Viognier Tasting Notes
Viognier is a dry, white wine with a full body and distinctive floral aromas. Redolent of a full bouquet of flowers, stone and tropical fruits and a dash of spice. It is lower in acidity than most white wines, lending to its heavy impression on the palate, making it the perfect summer wine. While a whiff of Viognier wine might suggest sweet flavors, these wines are typically quite dry. If you love bolder white wines like Chardonnay, Viognier is something you’ll truly enjoy.
Viognier Food Pairings
Viognier wine is an intense, bold variety that can easily stand up to hearty food like pork loin with apricot stuffing, roasted chicken or chicken Kiev. Viognier also pairs well with seafood dishes like scallops seared in lemon and garlic, shrimp and pineapple kabobs or rosemary-grilled chicken!

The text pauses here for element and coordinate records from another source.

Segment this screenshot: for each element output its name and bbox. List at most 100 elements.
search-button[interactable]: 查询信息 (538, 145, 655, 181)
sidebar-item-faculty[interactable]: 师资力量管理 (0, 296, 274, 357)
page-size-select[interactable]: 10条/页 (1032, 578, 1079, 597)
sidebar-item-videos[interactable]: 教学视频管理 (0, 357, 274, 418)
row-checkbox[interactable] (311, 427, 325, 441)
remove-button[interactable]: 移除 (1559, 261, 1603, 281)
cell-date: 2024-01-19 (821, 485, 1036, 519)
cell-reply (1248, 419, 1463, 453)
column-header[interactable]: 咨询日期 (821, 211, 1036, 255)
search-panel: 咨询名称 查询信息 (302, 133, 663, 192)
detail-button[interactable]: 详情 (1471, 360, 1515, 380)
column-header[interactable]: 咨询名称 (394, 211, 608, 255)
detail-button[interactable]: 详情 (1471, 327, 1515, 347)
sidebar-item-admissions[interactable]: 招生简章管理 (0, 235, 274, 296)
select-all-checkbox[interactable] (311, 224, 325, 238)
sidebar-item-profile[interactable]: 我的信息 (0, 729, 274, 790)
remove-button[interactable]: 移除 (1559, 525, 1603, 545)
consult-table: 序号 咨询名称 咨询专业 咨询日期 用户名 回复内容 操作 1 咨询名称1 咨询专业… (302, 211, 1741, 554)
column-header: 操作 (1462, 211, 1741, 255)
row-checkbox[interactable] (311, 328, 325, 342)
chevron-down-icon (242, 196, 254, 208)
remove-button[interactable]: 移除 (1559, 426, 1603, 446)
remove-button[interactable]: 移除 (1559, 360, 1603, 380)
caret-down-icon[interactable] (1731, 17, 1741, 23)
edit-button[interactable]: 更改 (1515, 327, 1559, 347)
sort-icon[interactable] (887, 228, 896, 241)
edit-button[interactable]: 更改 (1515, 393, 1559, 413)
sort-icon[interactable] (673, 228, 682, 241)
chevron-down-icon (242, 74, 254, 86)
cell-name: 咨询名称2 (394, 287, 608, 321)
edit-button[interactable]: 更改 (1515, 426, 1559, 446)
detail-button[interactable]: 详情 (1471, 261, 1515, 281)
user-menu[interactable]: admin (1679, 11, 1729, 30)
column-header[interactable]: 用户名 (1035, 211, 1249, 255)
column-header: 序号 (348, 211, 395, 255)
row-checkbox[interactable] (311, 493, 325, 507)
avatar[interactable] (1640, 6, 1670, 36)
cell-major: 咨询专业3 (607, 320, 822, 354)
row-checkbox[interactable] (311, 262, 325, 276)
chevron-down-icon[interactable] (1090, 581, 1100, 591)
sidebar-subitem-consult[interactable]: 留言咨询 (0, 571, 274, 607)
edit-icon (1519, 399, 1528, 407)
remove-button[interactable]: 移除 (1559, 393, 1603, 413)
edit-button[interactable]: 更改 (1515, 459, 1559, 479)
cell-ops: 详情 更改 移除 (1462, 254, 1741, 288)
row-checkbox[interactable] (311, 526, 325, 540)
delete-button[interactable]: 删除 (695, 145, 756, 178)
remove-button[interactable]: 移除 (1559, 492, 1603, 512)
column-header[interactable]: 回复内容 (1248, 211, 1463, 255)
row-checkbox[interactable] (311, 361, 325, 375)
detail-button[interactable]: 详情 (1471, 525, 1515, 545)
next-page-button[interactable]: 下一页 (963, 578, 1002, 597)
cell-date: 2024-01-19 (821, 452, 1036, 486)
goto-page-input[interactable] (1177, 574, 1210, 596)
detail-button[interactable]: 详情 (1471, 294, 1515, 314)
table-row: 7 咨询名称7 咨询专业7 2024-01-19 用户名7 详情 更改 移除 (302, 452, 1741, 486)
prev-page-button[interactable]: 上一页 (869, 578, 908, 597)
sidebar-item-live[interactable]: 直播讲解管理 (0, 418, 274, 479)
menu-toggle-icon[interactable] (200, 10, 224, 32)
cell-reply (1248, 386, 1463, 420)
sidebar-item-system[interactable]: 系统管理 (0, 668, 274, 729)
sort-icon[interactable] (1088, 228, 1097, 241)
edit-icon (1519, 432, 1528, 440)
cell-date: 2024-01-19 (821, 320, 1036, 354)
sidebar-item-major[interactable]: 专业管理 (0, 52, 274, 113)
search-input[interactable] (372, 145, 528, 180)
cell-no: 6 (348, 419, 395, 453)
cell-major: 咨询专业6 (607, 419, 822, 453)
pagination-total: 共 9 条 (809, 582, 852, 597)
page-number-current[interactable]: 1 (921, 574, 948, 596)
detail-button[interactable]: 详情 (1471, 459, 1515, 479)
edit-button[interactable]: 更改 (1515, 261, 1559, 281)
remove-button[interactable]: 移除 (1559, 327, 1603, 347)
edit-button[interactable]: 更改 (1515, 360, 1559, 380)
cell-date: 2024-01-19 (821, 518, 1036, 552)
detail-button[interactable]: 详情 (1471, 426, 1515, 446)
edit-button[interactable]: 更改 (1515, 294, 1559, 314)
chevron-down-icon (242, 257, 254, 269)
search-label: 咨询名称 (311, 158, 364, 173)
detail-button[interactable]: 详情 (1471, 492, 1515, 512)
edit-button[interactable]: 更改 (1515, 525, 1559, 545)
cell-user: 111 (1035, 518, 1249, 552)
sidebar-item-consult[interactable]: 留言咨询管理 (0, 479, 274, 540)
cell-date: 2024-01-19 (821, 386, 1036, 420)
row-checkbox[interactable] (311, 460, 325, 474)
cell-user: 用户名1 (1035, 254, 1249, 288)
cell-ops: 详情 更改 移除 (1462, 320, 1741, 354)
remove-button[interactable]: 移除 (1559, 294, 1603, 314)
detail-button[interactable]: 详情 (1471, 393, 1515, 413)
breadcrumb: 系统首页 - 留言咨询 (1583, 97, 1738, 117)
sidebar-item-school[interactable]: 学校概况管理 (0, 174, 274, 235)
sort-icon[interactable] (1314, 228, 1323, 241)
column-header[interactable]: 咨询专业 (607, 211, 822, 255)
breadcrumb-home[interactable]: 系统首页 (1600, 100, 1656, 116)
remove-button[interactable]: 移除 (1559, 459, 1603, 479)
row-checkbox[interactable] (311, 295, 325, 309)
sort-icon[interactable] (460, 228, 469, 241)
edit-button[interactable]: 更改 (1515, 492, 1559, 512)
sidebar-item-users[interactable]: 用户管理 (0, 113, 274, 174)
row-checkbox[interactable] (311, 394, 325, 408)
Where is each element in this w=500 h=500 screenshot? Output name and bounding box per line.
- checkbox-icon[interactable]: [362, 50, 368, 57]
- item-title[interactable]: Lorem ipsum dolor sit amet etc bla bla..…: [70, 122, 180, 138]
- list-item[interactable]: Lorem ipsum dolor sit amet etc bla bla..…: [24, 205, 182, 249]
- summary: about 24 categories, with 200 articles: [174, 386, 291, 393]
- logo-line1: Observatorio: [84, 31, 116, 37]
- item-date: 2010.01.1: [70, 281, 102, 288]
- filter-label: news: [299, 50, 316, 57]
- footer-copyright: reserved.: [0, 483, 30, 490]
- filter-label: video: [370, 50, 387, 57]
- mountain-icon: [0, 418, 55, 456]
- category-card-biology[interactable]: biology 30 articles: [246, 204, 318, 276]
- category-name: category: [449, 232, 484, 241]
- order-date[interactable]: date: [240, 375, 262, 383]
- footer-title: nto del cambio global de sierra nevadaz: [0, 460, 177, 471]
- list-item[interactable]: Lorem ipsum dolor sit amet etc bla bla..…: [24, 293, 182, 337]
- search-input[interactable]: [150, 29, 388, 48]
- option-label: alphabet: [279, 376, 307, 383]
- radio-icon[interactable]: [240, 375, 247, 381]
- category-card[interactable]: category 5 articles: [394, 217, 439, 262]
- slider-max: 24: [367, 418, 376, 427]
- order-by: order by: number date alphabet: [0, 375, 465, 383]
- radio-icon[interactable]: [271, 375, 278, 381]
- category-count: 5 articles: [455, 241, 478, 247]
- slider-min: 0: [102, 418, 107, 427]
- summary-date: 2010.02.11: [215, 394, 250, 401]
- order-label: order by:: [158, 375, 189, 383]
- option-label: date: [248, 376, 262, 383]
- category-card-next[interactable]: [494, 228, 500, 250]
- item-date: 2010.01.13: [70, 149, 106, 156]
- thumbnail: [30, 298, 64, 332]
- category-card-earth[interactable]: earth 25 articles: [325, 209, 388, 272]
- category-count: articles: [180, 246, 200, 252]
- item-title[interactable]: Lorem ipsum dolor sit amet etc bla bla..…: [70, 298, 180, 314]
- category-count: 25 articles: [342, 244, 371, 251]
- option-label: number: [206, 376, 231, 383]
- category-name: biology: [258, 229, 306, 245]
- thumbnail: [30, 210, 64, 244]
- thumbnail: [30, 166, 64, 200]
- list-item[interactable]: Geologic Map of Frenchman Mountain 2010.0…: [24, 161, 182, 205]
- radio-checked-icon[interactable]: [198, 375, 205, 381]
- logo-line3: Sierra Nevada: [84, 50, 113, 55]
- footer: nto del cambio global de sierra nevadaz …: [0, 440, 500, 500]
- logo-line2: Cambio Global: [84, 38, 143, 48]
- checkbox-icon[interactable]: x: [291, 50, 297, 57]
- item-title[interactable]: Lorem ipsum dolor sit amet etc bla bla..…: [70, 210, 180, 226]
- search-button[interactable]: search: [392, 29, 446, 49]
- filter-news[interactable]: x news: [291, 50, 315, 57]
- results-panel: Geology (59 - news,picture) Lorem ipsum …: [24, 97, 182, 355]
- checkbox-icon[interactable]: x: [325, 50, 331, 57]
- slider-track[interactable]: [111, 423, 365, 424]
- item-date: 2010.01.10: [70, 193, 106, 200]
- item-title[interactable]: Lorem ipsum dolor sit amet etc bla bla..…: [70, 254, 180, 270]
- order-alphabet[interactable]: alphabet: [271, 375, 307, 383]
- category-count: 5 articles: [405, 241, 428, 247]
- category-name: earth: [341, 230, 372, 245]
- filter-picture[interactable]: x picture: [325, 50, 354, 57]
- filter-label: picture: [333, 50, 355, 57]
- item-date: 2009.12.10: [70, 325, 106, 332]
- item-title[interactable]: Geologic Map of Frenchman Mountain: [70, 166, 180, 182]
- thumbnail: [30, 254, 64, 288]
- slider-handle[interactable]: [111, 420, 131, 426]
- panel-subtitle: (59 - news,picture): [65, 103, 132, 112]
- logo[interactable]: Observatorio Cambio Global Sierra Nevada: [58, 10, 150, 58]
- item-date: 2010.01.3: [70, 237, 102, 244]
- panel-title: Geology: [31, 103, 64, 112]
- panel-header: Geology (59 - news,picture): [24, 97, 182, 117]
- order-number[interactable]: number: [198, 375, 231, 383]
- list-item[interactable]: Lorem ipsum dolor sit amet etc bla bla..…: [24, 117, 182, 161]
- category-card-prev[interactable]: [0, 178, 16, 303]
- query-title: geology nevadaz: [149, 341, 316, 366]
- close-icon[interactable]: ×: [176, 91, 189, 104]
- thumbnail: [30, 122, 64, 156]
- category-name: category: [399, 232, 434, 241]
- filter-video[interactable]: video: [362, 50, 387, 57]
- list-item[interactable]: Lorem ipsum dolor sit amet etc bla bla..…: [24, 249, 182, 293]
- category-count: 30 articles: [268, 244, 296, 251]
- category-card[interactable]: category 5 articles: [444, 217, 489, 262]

Sommelier Secrets for Viognier
While Viognier is a white grape, it also plays an important role in the red wines of Côte Rôtie in the northern Rhône. About 5% Viognier is typically co-fermented with the Syrah in order to stabilize the color, and as an added benefit, add a subtle perfume. Viognier’s alcohol by volume (ABV) ranges anywhere from 13.5%-15%, and though it may seem like a subtle jump, the difference can make a huge difference on the palate. Lighter Viogniers are typically under 14% ABV while richer, bolder, fruit-forward styles are higher in alcohol.